There are a number of possible reasons why you may be getting a stuffy nose when your air conditioner is on.
Air conditioners have always been surrounded by health myths, and some of them still persist in modern days. While some of these myths can be easily busted, others have appeared from observing real conditions worsened or triggered by malfunctioning air conditioners or by a person’s sensitivity to certain factors.
One of the most common health issues connected to using air conditioning is getting a stuffy nose when the unit is on. Why may this happen and what can you do about it?
There are a number of possible reasons why you may be getting a stuffy nose when your air conditioner is on. Here are the most common reasons.

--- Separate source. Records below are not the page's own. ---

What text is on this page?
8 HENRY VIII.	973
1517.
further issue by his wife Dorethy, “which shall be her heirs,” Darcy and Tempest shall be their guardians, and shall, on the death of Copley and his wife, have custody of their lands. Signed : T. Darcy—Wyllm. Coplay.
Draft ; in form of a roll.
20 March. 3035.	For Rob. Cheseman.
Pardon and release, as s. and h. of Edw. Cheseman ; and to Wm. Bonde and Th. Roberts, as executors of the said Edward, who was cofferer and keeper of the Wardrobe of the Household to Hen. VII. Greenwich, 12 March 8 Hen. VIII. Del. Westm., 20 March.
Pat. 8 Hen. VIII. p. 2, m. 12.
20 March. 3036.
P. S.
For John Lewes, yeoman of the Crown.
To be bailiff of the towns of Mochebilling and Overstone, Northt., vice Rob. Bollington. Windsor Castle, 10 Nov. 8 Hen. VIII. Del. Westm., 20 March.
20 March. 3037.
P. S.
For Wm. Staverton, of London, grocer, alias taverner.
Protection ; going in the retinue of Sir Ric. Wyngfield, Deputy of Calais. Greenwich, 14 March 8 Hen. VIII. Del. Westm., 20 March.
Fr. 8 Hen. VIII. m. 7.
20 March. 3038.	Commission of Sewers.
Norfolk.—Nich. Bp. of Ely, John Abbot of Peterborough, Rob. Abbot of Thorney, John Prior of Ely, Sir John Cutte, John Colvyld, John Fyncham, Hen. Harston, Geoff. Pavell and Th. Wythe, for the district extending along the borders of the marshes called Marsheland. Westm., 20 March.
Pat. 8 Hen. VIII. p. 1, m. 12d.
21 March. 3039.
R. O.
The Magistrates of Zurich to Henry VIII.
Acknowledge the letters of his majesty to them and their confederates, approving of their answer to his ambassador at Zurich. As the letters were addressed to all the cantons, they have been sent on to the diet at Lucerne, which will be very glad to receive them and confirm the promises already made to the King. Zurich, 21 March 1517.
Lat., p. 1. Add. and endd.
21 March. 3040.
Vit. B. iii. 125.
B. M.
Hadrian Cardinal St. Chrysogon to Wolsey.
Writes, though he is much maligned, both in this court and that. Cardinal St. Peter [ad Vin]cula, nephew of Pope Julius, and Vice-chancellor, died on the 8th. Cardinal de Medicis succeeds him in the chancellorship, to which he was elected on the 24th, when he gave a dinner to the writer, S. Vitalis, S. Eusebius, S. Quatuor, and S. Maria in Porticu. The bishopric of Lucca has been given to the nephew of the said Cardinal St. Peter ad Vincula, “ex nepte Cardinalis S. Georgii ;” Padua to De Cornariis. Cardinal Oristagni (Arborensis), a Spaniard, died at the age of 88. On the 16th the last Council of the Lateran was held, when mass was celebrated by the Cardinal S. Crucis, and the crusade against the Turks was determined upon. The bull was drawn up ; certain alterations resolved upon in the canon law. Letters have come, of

Allergies to Dust, Pollen, Dust Mites
For people with allergies, a poorly maintained air conditioning unit can exacerbate their condition. Anything from dust mites, mold, pollen, or other allergens can circulate in the indoor air through a dirty air filter. That can lead to a stuffy nose, watery eyes, coughing, and even skin problems.
Replacing or cleaning your air filters as often as the producer recommends is necessary, and may even need to be done more often if you live in a dusty area.
Temperature Differences Trigger a Runny Nose
Sometimes, a stuffy nose is simply caused by the difference between the indoor and the outdoor temperature. If the indoor air is much colder than the air outside, getting inside might be followed by a runny, stuffy nose. Some people react more than others to differences in temperature, but the effect should last only a few minutes. Anything more serious than that may be caused by something else.
There is not much you can do about getting a stuffy nose from the temperature differences, but it is relatively harmless.
The Air Conditioner Dries the Air too Much
Air conditioning acts as a dehumidifier, and your nose might get stuffy if the air is too dry. Other related symptoms are coughing, skin rashes, dry skin, and stingy eyes. If you suspect this might be the cause of your problems, get a hygrometer, a simple measuring instrument that indicates the relative humidity in the air. The Environmental Protection Agency advises keeping it in a range between 30 and 60%. If it’s lower than this, it may be a good idea to invest in an air humidifier.
You Are Breathing Recycled Air
Air conditioners circulate the outdoor air, process it through their filtering and cooling systems, and blow it back inside. Anything wrong with your duct system, air filters, or condenser unit can decrease the quality of your indoor air. If your stuffy nose doesn’t go away and the HVAC professional can’t identify an issue with your AC unit, you may want to consider investing in an air purifier.
Having a stuffy nose may not always be related to the air conditioner, so please make sure there are no underlying health issues, like a viral infection, or a different allergy.